- Por qué hacer infeliz a una mujer cuando puedes hacer
felices a muchas. – eso dijo. Y río, no con maldad, pero sí con la malicia
propia de una niña que acaba de salirse con la suya. En ese momento, aunque yo aún no lo supiera,
me estaba convirtiendo en un cretino, un cretino a cobro revertido.
Antes, mucho antes, cuando la idea de quererla aún ni se me
pasaba por la cabeza, me dediqué a escribirle gemidos de arena en la parte de
atrás de las rodillas, a tocar sonatas
de violoncello de Bach sobre su espalda, o a deletrearle sonrisas en el ruido
de su ropa.
Hoy, más a tu pesar que al mío, aún me arden los besos al
buscarte, aun me muero porque tu lengua
recorra el sonido de mis labios, por atarte a mi cadera hasta que el cansancio te
ahogue, por comerme cada suspiro que se escape de tu mirada.
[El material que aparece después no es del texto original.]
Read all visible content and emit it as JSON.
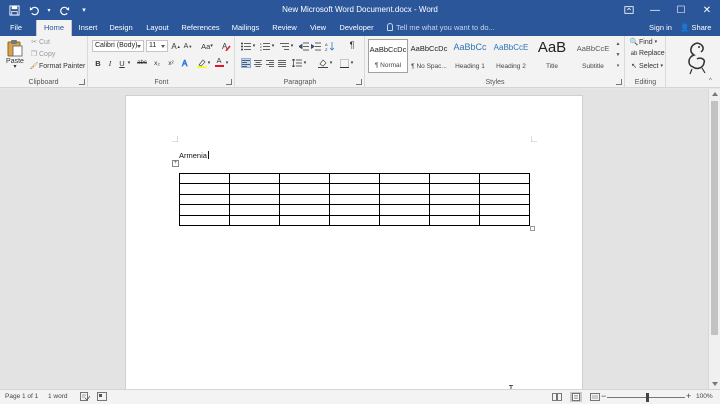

Antes, mucho antes de que me convirtiera en un cretino,
pensé que, aunque sólo fuera en deseo, ya le llevábamos ventaja a la muerte,
porque nuestro deseo vivirá más que nosotros, porque si alguna vez pusieras el cordón de
terciopelo, que te aislase del mundo, yo me quedaría dentro, para tocarte solo
yo, para que cuando el silencio nos mate de frío, sean mis palabras las que se
posen sobre tus hombros para abrigarte.
Hoy, más a mi pesar que al tuyo, te has ido sin poner cordón
de terciopelo, sin llevarte mis ruegos y preguntas, y sobre todo, sin llevarte
el vacío que queda cuando faltas. Sin llevarte las noches de insomnio que te
guardaba, el deseo que me hacía ser tuyo, sin llevarte mi estúpido ego.
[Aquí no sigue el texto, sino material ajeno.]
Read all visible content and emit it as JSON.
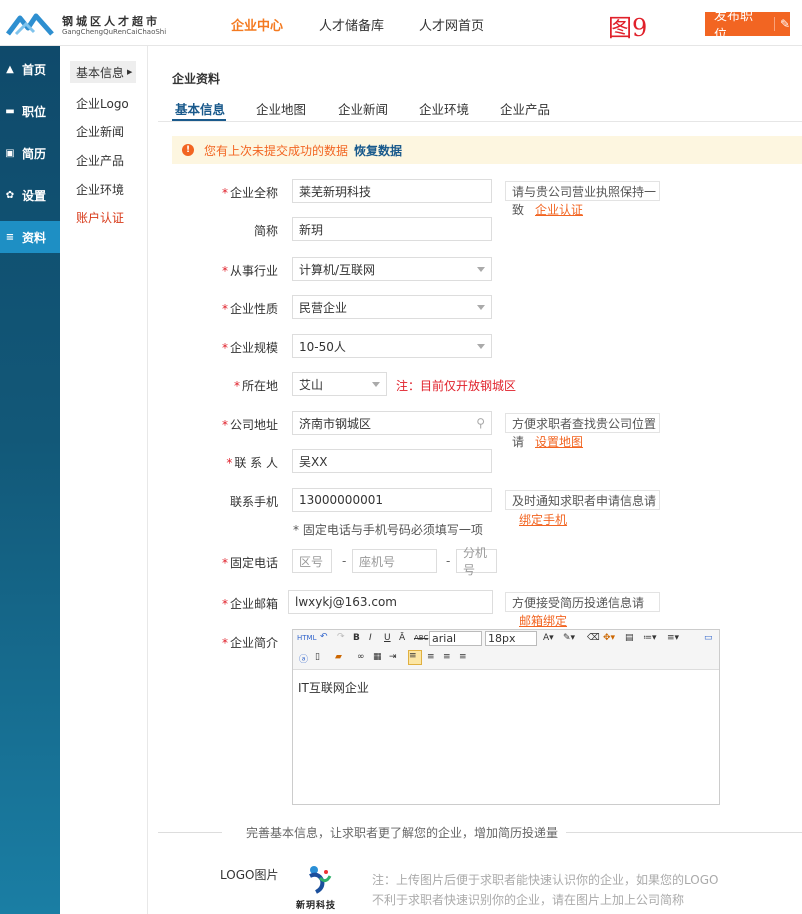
{
  "header": {
    "logo_title": "钢城区人才超市",
    "logo_sub": "GangChengQuRenCaiChaoShi",
    "nav": [
      "企业中心",
      "人才储备库",
      "人才网首页"
    ],
    "figure_label": "图9",
    "publish_label": "发布职位",
    "colors": {
      "accent": "#f26522",
      "brand": "#1a5a8c",
      "sidebar": "#125878"
    }
  },
  "sidebar": {
    "items": [
      {
        "label": "首页",
        "icon": "home-icon"
      },
      {
        "label": "职位",
        "icon": "briefcase-icon"
      },
      {
        "label": "简历",
        "icon": "id-card-icon"
      },
      {
        "label": "设置",
        "icon": "gear-icon"
      },
      {
        "label": "资料",
        "icon": "document-icon"
      }
    ]
  },
  "submenu": {
    "head": "基本信息",
    "items": [
      "企业Logo",
      "企业新闻",
      "企业产品",
      "企业环境",
      "账户认证"
    ]
  },
  "main": {
    "title": "企业资料",
    "tabs": [
      "基本信息",
      "企业地图",
      "企业新闻",
      "企业环境",
      "企业产品"
    ],
    "notice": {
      "message": "您有上次未提交成功的数据",
      "action": "恢复数据"
    }
  },
  "form": {
    "company_name": {
      "label": "企业全称",
      "value": "莱芜新玥科技",
      "tip_line1": "请与贵公司营业执照保持一",
      "tip_line2": "致",
      "tip_link": "企业认证"
    },
    "short_name": {
      "label": "简称",
      "value": "新玥"
    },
    "industry": {
      "label": "从事行业",
      "value": "计算机/互联网"
    },
    "nature": {
      "label": "企业性质",
      "value": "民营企业"
    },
    "scale": {
      "label": "企业规模",
      "value": "10-50人"
    },
    "location": {
      "label": "所在地",
      "value": "艾山",
      "note": "注：目前仅开放钢城区"
    },
    "address": {
      "label": "公司地址",
      "value": "济南市钢城区",
      "tip_line1": "方便求职者查找贵公司位置",
      "tip_line2": "请",
      "tip_link": "设置地图"
    },
    "contact": {
      "label": "联 系 人",
      "value": "吴XX"
    },
    "mobile": {
      "label": "联系手机",
      "value": "13000000001",
      "tip_line1": "及时通知求职者申请信息请",
      "tip_link": "绑定手机",
      "hint": "* 固定电话与手机号码必须填写一项"
    },
    "phone": {
      "label": "固定电话",
      "area_placeholder": "区号",
      "number_placeholder": "座机号",
      "ext_placeholder": "分机号",
      "separator": "-"
    },
    "email": {
      "label": "企业邮箱",
      "value": "lwxykj@163.com",
      "tip_line1": "方便接受简历投递信息请",
      "tip_link": "邮箱绑定"
    },
    "intro": {
      "label": "企业简介",
      "font": "arial",
      "size": "18px",
      "content": "IT互联网企业"
    }
  },
  "footer": {
    "divider_text": "完善基本信息，让求职者更了解您的企业，增加简历投递量",
    "logo_label": "LOGO图片",
    "logo_text": "新玥科技",
    "logo_note_line1": "注：上传图片后便于求职者能快速认识你的企业，如果您的LOGO",
    "logo_note_line2": "不利于求职者快速识别你的企业，请在图片上加上公司简称"
  }
}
Hoy, más a mi pesar que al tuyo, siento que te llevaste mis
ganas de llorar y sobre todo, mis ansias de hacerte feliz.
- Por qué hacer infeliz a una mujer cuando puedes hacer
felices a muchas. – eso dijiste, y ni tu ni yo nos dimos cuenta, de que me
estabas convirtiendo en un cretino, un cretino a cobro revertido.